The Government of Belize has written to the Secretary General of the Organization of American States, Jose Miguel Insulza, informing him that Belize has rejected Guatemala’s two proposals to delay the October 6 simultaneous referenda.
Following Tuesday’s Cabinet meeting, GOB stated via press release that Belize is committed to abide by the Special Agreement, signed in December 2008.
Government’s rejection of the Guatemalan proposals comes less than 24 hours after the Opposition People’s United Party issued its own rejection of the proposals that was presented to the OAS last weekend, in Washington.
PUP leader Hon.
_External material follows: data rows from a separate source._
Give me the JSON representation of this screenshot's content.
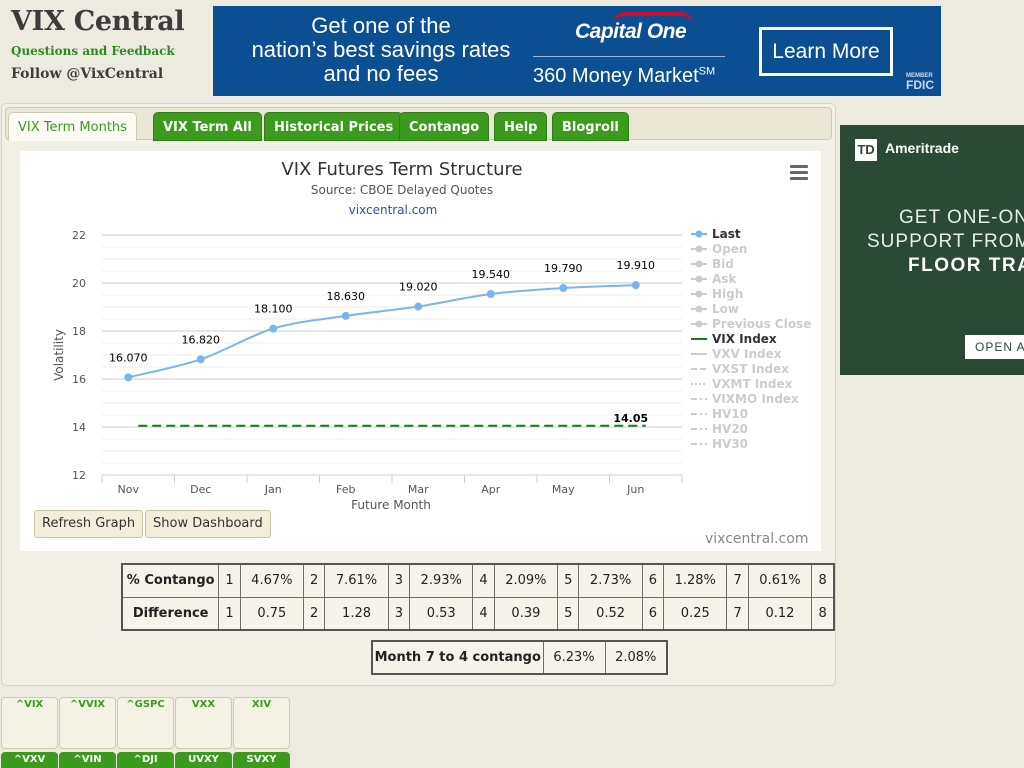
{
  "header": {
    "title": "VIX Central",
    "feedback": "Questions and Feedback",
    "follow": "Follow @VixCentral"
  },
  "top_ad": {
    "headline_1": "Get one of the",
    "headline_2": "nation’s best savings rates",
    "headline_3": "and no fees",
    "brand": "Capital One",
    "product": "360 Money Market",
    "product_sup": "SM",
    "cta": "Learn More",
    "fdic_member": "MEMBER",
    "fdic": "FDIC",
    "colors": {
      "background": "#0b4e92",
      "swoosh": "#c8102e"
    }
  },
  "tabs": [
    {
      "label": "VIX Term Months",
      "active": true
    },
    {
      "label": "VIX Term All",
      "active": false
    },
    {
      "label": "Historical Prices",
      "active": false
    },
    {
      "label": "Contango",
      "active": false
    },
    {
      "label": "Help",
      "active": false
    },
    {
      "label": "Blogroll",
      "active": false
    }
  ],
  "chart_data": {
    "type": "line",
    "title": "VIX Futures Term Structure",
    "subtitle": "Source: CBOE Delayed Quotes",
    "link": "vixcentral.com",
    "xlabel": "Future Month",
    "ylabel": "Volatility",
    "categories": [
      "Nov",
      "Dec",
      "Jan",
      "Feb",
      "Mar",
      "Apr",
      "May",
      "Jun"
    ],
    "ylim": [
      12,
      22
    ],
    "yticks": [
      12,
      14,
      16,
      18,
      20,
      22
    ],
    "grid": true,
    "series": [
      {
        "name": "Last",
        "color": "#7cb5ec",
        "values": [
          16.07,
          16.82,
          18.1,
          18.63,
          19.02,
          19.54,
          19.79,
          19.91
        ],
        "labels": [
          "16.070",
          "16.820",
          "18.100",
          "18.630",
          "19.020",
          "19.540",
          "19.790",
          "19.910"
        ]
      },
      {
        "name": "VIX Index",
        "color": "#1a7a1a",
        "dashed": true,
        "constant": 14.05,
        "label": "14.05"
      }
    ],
    "legend_position": "right",
    "legend": [
      {
        "name": "Last",
        "active": true,
        "style": "line-dot",
        "color": "#7cb5ec"
      },
      {
        "name": "Open",
        "active": false,
        "style": "line-diamond"
      },
      {
        "name": "Bid",
        "active": false,
        "style": "line-square"
      },
      {
        "name": "Ask",
        "active": false,
        "style": "line-triangle"
      },
      {
        "name": "High",
        "active": false,
        "style": "line-triangle-down"
      },
      {
        "name": "Low",
        "active": false,
        "style": "line-dot"
      },
      {
        "name": "Previous Close",
        "active": false,
        "style": "line-diamond"
      },
      {
        "name": "VIX Index",
        "active": true,
        "style": "line",
        "color": "#1a7a1a"
      },
      {
        "name": "VXV Index",
        "active": false,
        "style": "line"
      },
      {
        "name": "VXST Index",
        "active": false,
        "style": "dash"
      },
      {
        "name": "VXMT Index",
        "active": false,
        "style": "dot"
      },
      {
        "name": "VIXMO Index",
        "active": false,
        "style": "dashdot"
      },
      {
        "name": "HV10",
        "active": false,
        "style": "dashdot"
      },
      {
        "name": "HV20",
        "active": false,
        "style": "dashdot"
      },
      {
        "name": "HV30",
        "active": false,
        "style": "dashdot"
      }
    ]
  },
  "buttons": {
    "refresh": "Refresh Graph",
    "dashboard": "Show Dashboard"
  },
  "watermark": "vixcentral.com",
  "contango_table": {
    "rows": [
      {
        "label": "% Contango",
        "cells": [
          [
            "1",
            "4.67%"
          ],
          [
            "2",
            "7.61%"
          ],
          [
            "3",
            "2.93%"
          ],
          [
            "4",
            "2.09%"
          ],
          [
            "5",
            "2.73%"
          ],
          [
            "6",
            "1.28%"
          ],
          [
            "7",
            "0.61%"
          ]
        ],
        "last": "8"
      },
      {
        "label": "Difference",
        "cells": [
          [
            "1",
            "0.75"
          ],
          [
            "2",
            "1.28"
          ],
          [
            "3",
            "0.53"
          ],
          [
            "4",
            "0.39"
          ],
          [
            "5",
            "0.52"
          ],
          [
            "6",
            "0.25"
          ],
          [
            "7",
            "0.12"
          ]
        ],
        "last": "8"
      }
    ]
  },
  "month74": {
    "label": "Month 7 to 4 contango",
    "v1": "6.23%",
    "v2": "2.08%"
  },
  "side_ad": {
    "logo": "TD",
    "brand": "Ameritrade",
    "line1": "GET ONE-ON",
    "line2": "SUPPORT FROM",
    "line3": "FLOOR TRA",
    "cta": "OPEN A",
    "colors": {
      "background": "#2b4a36"
    }
  },
  "tiles_top": [
    "^VIX",
    "^VVIX",
    "^GSPC",
    "VXX",
    "XIV"
  ],
  "tiles_bottom": [
    "^VXV",
    "^VIN",
    "^DJI",
    "UVXY",
    "SVXY"
  ]
}
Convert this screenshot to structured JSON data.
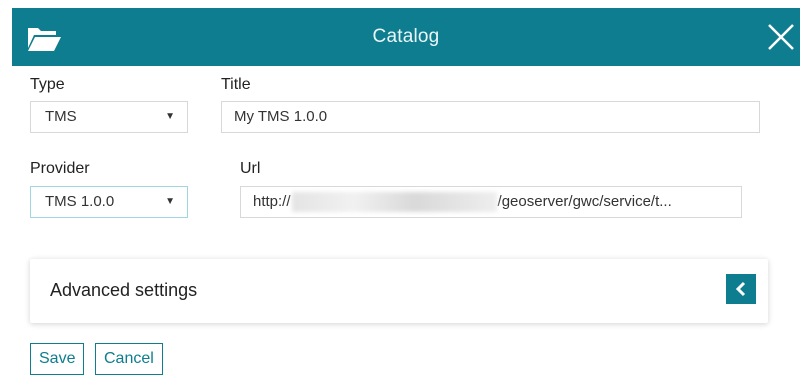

Francis Fonseca, speaking at an “emergency” press briefing at Independence Hall, said: “The People’s United Party rejects any proposal which violates the spirit and letter of the Special Agreement signed by Belize and Guatemala in December 2008.”
Insulza had invited a delegation from Belize to a bilateral meeting with their Guatemalan counterpart, after the Guatemalans indicated that they wanted a change in the referendum date.
The Guatemalans presented their proposals to the Secretary General, which called for a delay in holding the referenda and a proposal for Belize to amend its domestic Referendum Act to make it similar to Guatemala’s.
In a government press release issued on Tuesday, March 26, the Belize Ministry of Foreign Affairs said:
“The Government of Belize, having had occasion to review the proposals by the Republic of Guatemala as presented in writing on 17th March, 2013 to Secretary General Jose Miguel Insulza for the parties to consider postponement of the referenda for an indefinite period of for Belize to proceed on its own to hold a referendum on the agreed date, had decided to reject the Guatemalan proposals in their entirety.”
The release stressed that tremendous efforts over many years by successive Belize Governments have been spent in finding a negotiated settlement to Guatemala’s unfounded claim to Belize, and the failure of those efforts is what led to signing of the Special Agreement between Belize and Guatemala and the OAS, on December 8, 2008.
The release adds: “That Special Agreement provides for referenda to be held in Belize and in Guatemala on October 6, 2013, and had also been jointly agreed upon by the parties for the purpose of consulting the respective publics on whether or not the solution should be found in submitting Guatemala’s claim to the International Court of Justice.
“Any changes in the Special Agreement or the agreed date of the referenda must therefore be jointly agreed upon.”
The PUP’s position resonated with that of GOB. Fonseca made it clear that his party also does not support the idea of holding of any unilateral referendum.
In addition, the opposition also rejected the Guatemalan proposal that asks Belize to reduce the 60 percent threshold that is stipulated in Belize’s Referendum Act.
“We do not support the amendment of our national law to reduce our threshold participation in referenda, simply to accommodate Guatemala,” Fonseca said.